One has to wonder if the liberal reforms initiated by the Brazilian president Fernando Collor de Mello, elected in late 1989, liberal reforms which included the potential privatisation of government-run companies like Embraer, played a (minor?) role in the decision to drop the CBA-123. The economy of Brazil was indeed in dire straits at the time and the hyperinflation which hit in early 1990 dit not help.
Embraer itself was in deep financial trouble. As the government refused to allow that firm to raise money through debt for equity swaps, its president, an engineer, Ozilio Carlos da Silva, resigned, in December 1990. His successor, Joao Rodrigues da Cunha, an economist, resigned in July 1991, possibly because the government did not deliver on the expected date a promised and sizeable rescue package. By then, the government may well have decided that Embraer would have to be privatised.

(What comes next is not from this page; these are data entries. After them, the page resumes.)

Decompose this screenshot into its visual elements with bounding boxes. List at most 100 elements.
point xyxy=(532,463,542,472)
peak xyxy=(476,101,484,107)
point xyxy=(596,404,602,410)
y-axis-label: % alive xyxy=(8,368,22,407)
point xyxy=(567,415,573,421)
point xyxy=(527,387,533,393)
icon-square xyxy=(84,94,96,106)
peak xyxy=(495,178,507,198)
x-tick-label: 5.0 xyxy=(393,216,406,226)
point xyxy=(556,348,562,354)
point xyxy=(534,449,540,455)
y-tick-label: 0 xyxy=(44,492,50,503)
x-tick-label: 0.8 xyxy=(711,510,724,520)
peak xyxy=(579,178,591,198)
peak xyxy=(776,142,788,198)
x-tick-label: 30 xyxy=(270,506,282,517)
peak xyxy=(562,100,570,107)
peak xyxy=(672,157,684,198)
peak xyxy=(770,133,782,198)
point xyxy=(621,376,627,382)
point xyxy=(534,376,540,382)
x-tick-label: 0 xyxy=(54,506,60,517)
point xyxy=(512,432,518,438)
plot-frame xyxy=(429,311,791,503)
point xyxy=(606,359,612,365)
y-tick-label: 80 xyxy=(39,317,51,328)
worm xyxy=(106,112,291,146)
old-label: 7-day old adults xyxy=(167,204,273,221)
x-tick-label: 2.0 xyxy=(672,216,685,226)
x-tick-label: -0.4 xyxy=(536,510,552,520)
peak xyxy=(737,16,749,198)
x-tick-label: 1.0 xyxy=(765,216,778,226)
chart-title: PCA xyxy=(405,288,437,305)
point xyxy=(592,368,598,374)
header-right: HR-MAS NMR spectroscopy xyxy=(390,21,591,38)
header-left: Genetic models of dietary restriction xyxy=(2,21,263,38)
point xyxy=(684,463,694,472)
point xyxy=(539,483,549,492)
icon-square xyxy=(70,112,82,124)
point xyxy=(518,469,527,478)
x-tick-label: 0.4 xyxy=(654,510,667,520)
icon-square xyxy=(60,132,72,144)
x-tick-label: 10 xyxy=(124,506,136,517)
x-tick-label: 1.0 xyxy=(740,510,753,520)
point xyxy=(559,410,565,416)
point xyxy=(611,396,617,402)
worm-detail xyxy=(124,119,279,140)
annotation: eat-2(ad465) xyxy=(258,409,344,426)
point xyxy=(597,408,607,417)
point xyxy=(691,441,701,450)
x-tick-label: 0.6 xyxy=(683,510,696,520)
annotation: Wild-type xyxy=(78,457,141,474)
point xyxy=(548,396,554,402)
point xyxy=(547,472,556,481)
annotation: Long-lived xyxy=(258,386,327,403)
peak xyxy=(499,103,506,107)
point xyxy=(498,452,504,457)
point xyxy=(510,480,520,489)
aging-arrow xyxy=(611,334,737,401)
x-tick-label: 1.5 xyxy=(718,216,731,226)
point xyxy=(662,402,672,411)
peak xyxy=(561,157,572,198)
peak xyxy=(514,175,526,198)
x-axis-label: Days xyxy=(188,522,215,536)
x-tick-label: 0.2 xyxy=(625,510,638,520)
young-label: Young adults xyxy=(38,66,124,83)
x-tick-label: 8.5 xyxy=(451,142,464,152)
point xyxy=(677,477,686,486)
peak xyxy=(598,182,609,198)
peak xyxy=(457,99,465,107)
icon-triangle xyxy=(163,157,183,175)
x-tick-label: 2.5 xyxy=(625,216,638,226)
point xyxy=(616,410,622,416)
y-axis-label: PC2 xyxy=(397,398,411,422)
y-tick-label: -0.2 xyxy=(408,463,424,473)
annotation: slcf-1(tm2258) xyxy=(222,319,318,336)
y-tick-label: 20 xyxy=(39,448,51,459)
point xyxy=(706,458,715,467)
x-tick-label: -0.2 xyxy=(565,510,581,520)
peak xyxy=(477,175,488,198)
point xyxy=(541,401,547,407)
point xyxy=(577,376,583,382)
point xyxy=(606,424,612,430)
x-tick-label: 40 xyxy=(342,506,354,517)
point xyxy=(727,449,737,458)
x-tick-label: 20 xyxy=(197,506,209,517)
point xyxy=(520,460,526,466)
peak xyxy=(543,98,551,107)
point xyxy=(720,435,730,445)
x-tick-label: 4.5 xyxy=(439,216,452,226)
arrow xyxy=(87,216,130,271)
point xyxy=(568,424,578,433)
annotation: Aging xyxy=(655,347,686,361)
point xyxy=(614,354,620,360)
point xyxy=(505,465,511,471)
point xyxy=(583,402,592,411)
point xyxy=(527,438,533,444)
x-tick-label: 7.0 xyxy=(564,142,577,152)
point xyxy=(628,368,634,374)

In order to make the firm attractive, its core would have to be preserved, which meant that unpromising projects would face the ax.
In that regard, one has to wonder if the change in leadership personnel which took place in July 1991 also played a (minor?) role in the decision to drop the CBA-123. Incidentally, that change in leadership included
- the return at the helm of Ozires Silva, an engineer and the founder of Embraer, who had not been involved in the development of the CBA-123, and
- the arrival as commercial director of the Frenchman Michel Cury, who was seemingly the director general of the French subsidiary of Embraer, Embraer Aviation International, until July 1991.
Incidentally, Cury was the flight engineer present during the first flight, in October 1968, of the aircraft which would become known as the EMB-110 Bandeirante, an aircraft whose design team was headed by Silva.